2009 Chevy Aveo decelerating

My husband has a 2009 Chevy Aveo, he’s had several issues lately, split radiator hoses, an oil pan issue and now he says it’s decelerating when he’s driving on the highway, the engine doesn’t rev when he presses the gas pedal, we can’t afford a new car but he’s afraid to drive an iffy car through the winter on a somewhat long commute, has anyone heard of this happening and have any thoughts or suggestions?

Are there any check engine or other warning lights on?

This has to be an intermittent problem (can’t be decelerating all the time). Are there any conditions that cause this to happen? hills? turns? any warning lights?

We need a lot more information in order to even hazard a guess.

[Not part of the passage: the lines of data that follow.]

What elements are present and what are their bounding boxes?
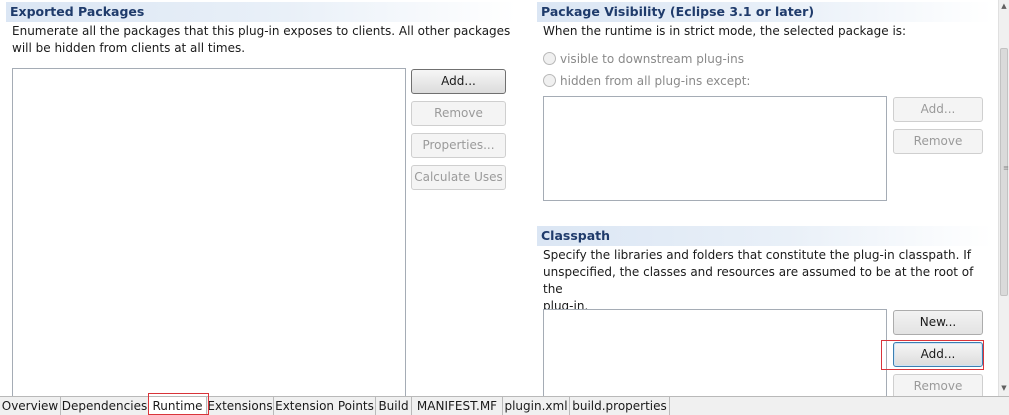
classpath-description: Specify the libraries and folders that c… — [543, 247, 993, 315]
visibility-remove-button[interactable]: Remove — [893, 129, 983, 154]
exported-packages-properties-button[interactable]: Properties... — [411, 133, 506, 158]
exported-packages-description-line1: Enumerate all the packages that this plu… — [12, 24, 511, 38]
classpath-title: Classpath — [537, 226, 993, 246]
radio-icon — [543, 74, 556, 87]
classpath-add-highlight — [881, 340, 984, 370]
visibility-plugins-list[interactable] — [543, 96, 887, 201]
scroll-thumb[interactable]: ≡ — [1000, 48, 1009, 296]
package-visibility-title: Package Visibility (Eclipse 3.1 or later… — [537, 2, 993, 22]
vertical-scrollbar[interactable]: ▲ ≡ ▼ — [998, 0, 1009, 396]
exported-packages-remove-button[interactable]: Remove — [411, 101, 506, 126]
grip-icon: ≡ — [1003, 164, 1009, 172]
tab-overview[interactable]: Overview — [0, 397, 61, 415]
classpath-new-button[interactable]: New... — [893, 310, 983, 335]
exported-packages-title: Exported Packages — [6, 2, 516, 22]
tab-manifest-mf[interactable]: MANIFEST.MF — [412, 397, 503, 415]
runtime-tab-highlight — [148, 393, 209, 415]
tab-extensions[interactable]: Extensions — [207, 397, 274, 415]
visible-downstream-label: visible to downstream plug-ins — [560, 52, 744, 66]
visible-downstream-radio[interactable]: visible to downstream plug-ins — [543, 50, 744, 68]
classpath-list[interactable] — [543, 309, 887, 396]
tab-build[interactable]: Build — [376, 397, 412, 415]
tab-dependencies[interactable]: Dependencies — [61, 397, 149, 415]
classpath-description-line1: Specify the libraries and folders that c… — [543, 248, 972, 262]
visibility-add-button[interactable]: Add... — [893, 97, 983, 122]
hidden-except-label: hidden from all plug-ins except: — [560, 74, 751, 88]
package-visibility-description: When the runtime is in strict mode, the … — [543, 24, 907, 38]
radio-icon — [543, 52, 556, 65]
tab-plugin-xml[interactable]: plugin.xml — [503, 397, 570, 415]
calculate-uses-button[interactable]: Calculate Uses — [411, 165, 506, 190]
exported-packages-description-line2: will be hidden from clients at all times… — [12, 41, 246, 55]
exported-packages-description: Enumerate all the packages that this plu… — [12, 23, 512, 57]
exported-packages-list[interactable] — [12, 68, 406, 396]
tab-extension-points[interactable]: Extension Points — [274, 397, 376, 415]
classpath-description-line2: unspecified, the classes and resources a… — [543, 265, 974, 296]
exported-packages-add-button[interactable]: Add... — [411, 69, 506, 94]
hidden-except-radio[interactable]: hidden from all plug-ins except: — [543, 72, 750, 90]
tab-build-properties[interactable]: build.properties — [570, 397, 670, 415]
scroll-up-arrow-icon[interactable]: ▲ — [999, 2, 1009, 10]
scroll-down-arrow-icon[interactable]: ▼ — [999, 384, 1009, 392]
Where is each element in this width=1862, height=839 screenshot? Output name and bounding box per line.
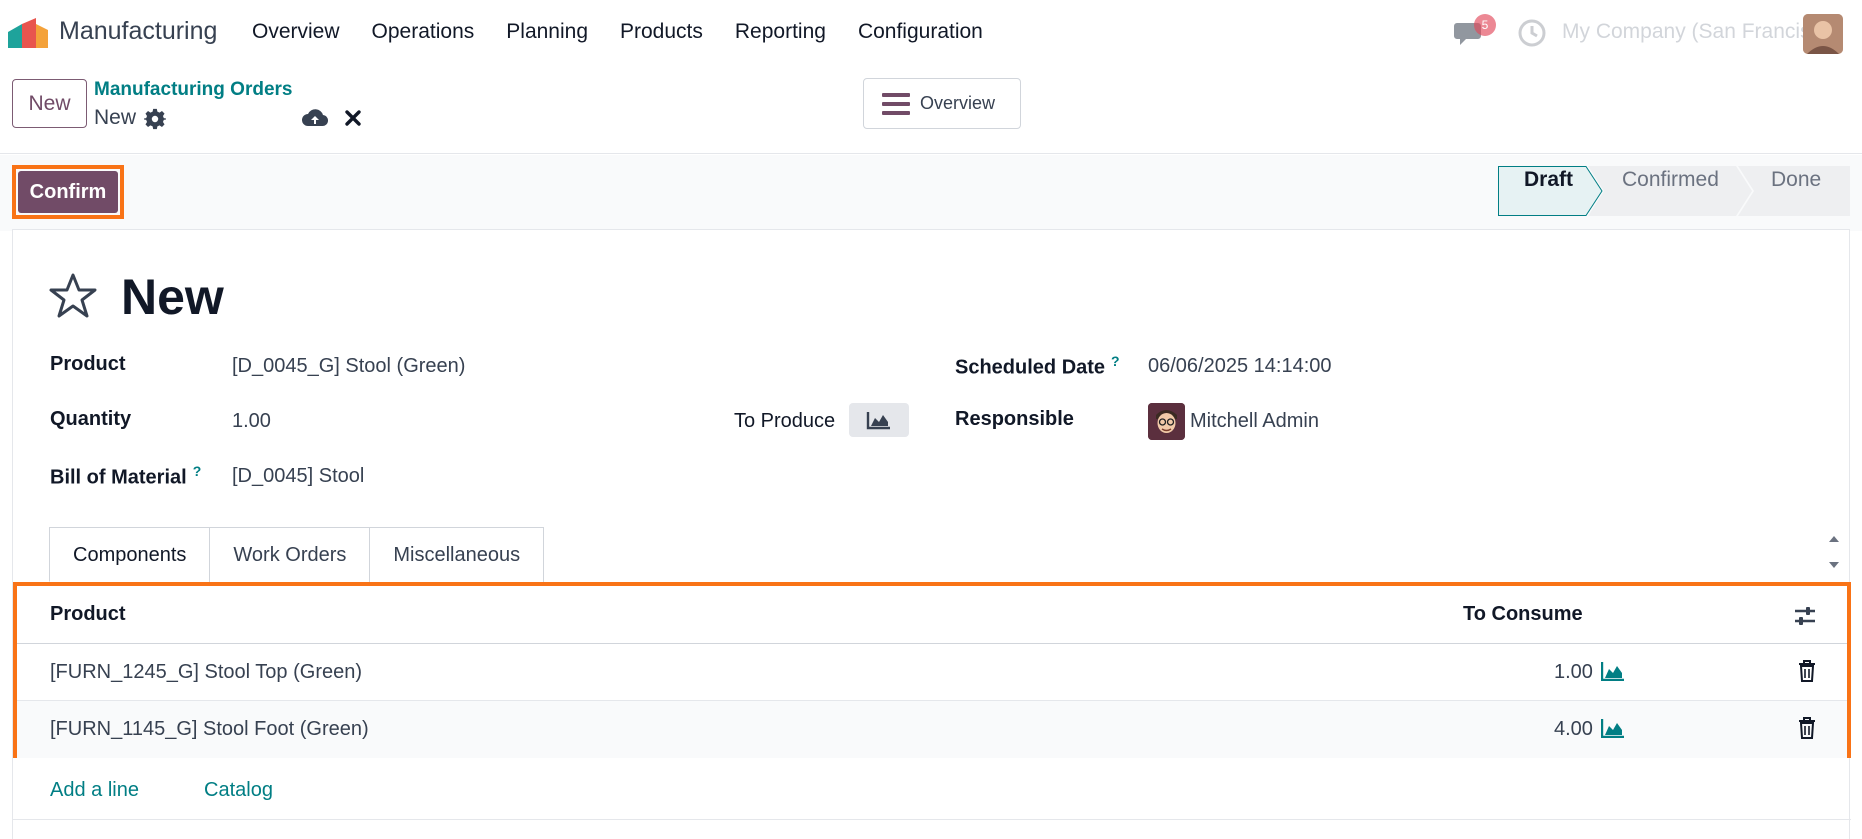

In addition to the questions posed by Barkydog and BillRussell, I would like to know if the OP’s husband has checked the dipstick, and–if so–what the oil looks like.

If the oil has the appearance of a milkshake, that would be a pretty strong indication of a breached head gasket. A blown head gasket can lead to over-pressurization of the cooling system–thus causing split hoses, and it can also lead to leaks in the oil pan gasket. In short order, it can also destroy the engine, so this is something to investigate immediately.

It IS an Aveo… not exactly know for its ACCELeration! :slight_smile:

Seriously, we need more information. There are so many things that can cause this. Some simple, some really bad.

Yes…more information is needed. The last time this kind of thing happened to me…it turned out to be a bad TPS (Throttle Position Sensor).

Or you can take your car to a mechanic for diagnosis. If you don’t have anybody in mind you can look for good specialists here: https://www.hirerush.com/anywhere/service/auto-repair-services
Hope it will help.

Nice try Stenly. We need a few more flags and your post will be gone automatically.

Why? I just wanted to help…

It’s called SPAM Stenly. Read up on it.

I didn’t mean to spam. If it’s not useful for the owner of this thread then I’m sorry.

Your Aveo utilizes a drive-by-wire throttle system.

This means instead of having a throttle cable from throttle pedal to the throttle body, your vehicle has a throttle pedal position sensor that sends a signal to the computer. The computer then takes that signal and depending on the throttle pedal position, operates the electronic throttle body

So the problem might be caused by a defective throttle pedal position sensor or the electronic throttle body.